Kiedyś błądziłem w poszukiwaniu namiotu, który rozbiłem ze cztery godziny wcześniej pod Kukulem... ale było ciemno... w końcu odnalazłem... i udało mi się tylko wejść do połowy, co zauważyłem dopiero rano gdy zaschło mi w gardle. Takie są skutki internacionalnych bratań się w górach.
Odp: Czy zdarzyło Wam się kiedyś zabłądzić ? Może macie jakieś ciekawe zdarzenia ?
Przez godzinę szukałam nocą chatki z której wyszłam na siusiu - taką miałam mgłę przed oczyma:-D. I oczywiście musiałam wpakować się w pokrzywy:cry:
Odp: Czy zdarzyło Wam się kiedyś zabłądzić ? Może macie jakieś ciekawe zdarzenia ?
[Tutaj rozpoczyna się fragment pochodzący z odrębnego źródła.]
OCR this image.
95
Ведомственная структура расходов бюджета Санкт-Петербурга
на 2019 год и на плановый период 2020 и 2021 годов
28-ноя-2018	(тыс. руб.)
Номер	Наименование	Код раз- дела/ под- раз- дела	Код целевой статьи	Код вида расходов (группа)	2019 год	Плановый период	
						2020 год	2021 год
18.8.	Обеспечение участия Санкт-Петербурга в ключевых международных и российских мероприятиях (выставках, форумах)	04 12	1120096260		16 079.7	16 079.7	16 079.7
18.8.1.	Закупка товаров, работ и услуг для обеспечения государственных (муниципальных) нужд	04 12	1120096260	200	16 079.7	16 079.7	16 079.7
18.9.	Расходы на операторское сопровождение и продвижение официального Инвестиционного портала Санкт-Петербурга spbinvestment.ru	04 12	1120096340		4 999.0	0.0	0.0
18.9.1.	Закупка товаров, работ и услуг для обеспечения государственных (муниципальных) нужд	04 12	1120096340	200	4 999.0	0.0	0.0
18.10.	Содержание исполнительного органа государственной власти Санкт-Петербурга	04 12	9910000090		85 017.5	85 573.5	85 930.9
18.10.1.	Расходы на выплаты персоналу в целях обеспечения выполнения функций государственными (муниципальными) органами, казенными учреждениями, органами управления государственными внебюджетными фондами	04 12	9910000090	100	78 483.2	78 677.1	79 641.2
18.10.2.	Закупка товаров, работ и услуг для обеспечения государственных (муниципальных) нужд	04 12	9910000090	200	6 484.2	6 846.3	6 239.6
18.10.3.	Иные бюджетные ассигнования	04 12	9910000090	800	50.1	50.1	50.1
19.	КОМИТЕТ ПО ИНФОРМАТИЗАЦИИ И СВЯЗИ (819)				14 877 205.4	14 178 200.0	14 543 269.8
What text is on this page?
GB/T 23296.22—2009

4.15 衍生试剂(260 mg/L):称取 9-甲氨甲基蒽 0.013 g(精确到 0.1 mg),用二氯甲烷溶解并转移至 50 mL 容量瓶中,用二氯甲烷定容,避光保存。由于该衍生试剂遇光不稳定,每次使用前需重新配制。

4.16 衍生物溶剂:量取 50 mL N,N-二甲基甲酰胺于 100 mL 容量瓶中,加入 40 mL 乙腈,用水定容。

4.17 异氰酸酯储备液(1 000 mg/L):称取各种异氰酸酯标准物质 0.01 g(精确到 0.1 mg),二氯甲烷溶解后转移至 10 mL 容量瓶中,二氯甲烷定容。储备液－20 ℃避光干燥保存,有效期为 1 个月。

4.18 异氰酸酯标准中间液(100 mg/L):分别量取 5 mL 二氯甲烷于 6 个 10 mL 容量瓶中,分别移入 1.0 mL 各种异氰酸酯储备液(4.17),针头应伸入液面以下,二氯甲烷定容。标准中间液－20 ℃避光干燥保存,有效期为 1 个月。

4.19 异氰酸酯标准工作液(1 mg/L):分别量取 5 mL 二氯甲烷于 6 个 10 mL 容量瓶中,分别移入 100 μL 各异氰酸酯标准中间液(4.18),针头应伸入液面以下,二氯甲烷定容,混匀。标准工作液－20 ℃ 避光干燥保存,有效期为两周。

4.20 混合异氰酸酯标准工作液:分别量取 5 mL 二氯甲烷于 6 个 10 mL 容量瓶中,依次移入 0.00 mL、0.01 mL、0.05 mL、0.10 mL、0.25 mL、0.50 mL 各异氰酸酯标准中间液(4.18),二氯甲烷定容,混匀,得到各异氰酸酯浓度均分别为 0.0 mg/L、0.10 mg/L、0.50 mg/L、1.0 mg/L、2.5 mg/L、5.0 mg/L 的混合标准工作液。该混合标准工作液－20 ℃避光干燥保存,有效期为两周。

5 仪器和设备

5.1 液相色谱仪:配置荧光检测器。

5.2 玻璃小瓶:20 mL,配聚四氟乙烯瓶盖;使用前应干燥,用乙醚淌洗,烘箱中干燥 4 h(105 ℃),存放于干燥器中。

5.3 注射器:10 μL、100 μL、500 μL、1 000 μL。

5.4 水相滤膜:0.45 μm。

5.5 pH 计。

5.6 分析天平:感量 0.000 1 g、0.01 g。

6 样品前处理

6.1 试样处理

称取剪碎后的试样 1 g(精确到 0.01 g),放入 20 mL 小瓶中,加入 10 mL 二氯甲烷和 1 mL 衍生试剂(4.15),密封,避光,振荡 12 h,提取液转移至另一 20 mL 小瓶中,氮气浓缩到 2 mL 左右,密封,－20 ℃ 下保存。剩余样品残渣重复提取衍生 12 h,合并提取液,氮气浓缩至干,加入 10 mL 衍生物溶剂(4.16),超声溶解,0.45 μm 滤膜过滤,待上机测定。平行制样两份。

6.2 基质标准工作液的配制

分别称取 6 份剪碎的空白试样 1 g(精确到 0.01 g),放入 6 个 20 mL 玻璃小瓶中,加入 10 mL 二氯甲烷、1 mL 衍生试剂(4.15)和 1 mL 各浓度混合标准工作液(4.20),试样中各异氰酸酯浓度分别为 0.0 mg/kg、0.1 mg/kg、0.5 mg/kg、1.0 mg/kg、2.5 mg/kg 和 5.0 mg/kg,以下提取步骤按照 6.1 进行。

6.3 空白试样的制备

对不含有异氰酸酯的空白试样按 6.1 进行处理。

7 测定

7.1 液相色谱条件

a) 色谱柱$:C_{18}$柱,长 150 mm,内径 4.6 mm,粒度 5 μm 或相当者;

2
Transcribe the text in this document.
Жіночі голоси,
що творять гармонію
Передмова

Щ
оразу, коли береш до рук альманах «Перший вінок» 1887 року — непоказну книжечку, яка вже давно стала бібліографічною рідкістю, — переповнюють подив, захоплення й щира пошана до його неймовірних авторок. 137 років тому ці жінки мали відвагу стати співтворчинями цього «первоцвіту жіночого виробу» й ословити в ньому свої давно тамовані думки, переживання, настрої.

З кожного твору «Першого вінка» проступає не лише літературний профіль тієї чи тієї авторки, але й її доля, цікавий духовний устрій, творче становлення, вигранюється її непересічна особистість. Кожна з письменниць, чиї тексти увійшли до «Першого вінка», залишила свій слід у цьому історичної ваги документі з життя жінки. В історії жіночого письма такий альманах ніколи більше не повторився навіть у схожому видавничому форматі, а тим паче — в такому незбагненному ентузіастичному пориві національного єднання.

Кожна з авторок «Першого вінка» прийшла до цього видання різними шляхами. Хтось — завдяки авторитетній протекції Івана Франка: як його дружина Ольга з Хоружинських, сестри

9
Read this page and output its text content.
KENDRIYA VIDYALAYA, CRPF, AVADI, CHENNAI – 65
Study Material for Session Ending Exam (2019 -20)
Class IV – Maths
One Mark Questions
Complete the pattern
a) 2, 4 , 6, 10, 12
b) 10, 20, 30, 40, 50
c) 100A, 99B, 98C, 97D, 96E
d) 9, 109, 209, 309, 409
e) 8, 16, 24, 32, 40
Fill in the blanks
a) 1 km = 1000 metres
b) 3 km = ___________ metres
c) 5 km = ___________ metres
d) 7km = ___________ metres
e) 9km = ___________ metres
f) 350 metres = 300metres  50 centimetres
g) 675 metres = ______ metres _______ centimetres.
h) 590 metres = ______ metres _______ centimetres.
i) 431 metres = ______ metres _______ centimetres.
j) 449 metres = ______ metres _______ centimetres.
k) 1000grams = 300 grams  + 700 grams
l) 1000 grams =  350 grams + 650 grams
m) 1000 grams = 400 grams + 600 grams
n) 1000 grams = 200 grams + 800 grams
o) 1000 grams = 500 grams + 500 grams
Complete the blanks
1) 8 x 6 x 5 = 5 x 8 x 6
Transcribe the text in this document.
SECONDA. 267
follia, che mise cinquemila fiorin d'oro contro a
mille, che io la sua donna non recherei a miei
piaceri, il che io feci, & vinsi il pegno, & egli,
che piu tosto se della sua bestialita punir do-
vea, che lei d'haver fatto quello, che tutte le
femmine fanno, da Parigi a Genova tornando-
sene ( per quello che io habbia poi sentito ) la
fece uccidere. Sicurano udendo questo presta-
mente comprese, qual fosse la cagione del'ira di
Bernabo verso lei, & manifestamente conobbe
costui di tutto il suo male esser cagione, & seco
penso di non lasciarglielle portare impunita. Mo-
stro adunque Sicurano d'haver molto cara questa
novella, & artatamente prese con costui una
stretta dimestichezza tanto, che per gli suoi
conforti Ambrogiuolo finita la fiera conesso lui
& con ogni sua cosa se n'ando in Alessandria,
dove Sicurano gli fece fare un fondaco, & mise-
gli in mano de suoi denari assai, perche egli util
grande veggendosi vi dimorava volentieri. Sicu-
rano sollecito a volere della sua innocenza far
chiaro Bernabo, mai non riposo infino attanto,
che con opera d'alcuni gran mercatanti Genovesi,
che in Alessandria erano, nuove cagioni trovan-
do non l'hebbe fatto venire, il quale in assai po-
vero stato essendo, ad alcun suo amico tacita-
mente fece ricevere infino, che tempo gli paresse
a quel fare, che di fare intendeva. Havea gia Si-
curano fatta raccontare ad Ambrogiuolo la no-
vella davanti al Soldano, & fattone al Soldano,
Nie pij tego więcej !!! :-D
Odp: Czy zdarzyło Wam się kiedyś zabłądzić ? Może macie jakieś ciekawe zdarzenia ?
Kiedy dobre było...przyniesione z Piekiełka...jaki sentyment, aż oczęta łzawią.
Odp: Czy zdarzyło Wam się kiedyś zabłądzić ? Może macie jakieś ciekawe zdarzenia ?
trudno się nie zgodzić.....a,Piekiełka nie ma....żal....
Odp: Czy zdarzyło Wam się kiedyś zabłądzić ? Może macie jakieś ciekawe zdarzenia ?
Gdzie ja teraz zjem ruskie ze skwarami. Czuję, że tej wiosny będę głodować w Biesach, bez względu na to czy się zgubię czy nie. A wczoraj zgubiłam się najpierw w Grodzisku Maz., a kilka godzin później w Milanówku - wolałabym w Bieszczadach!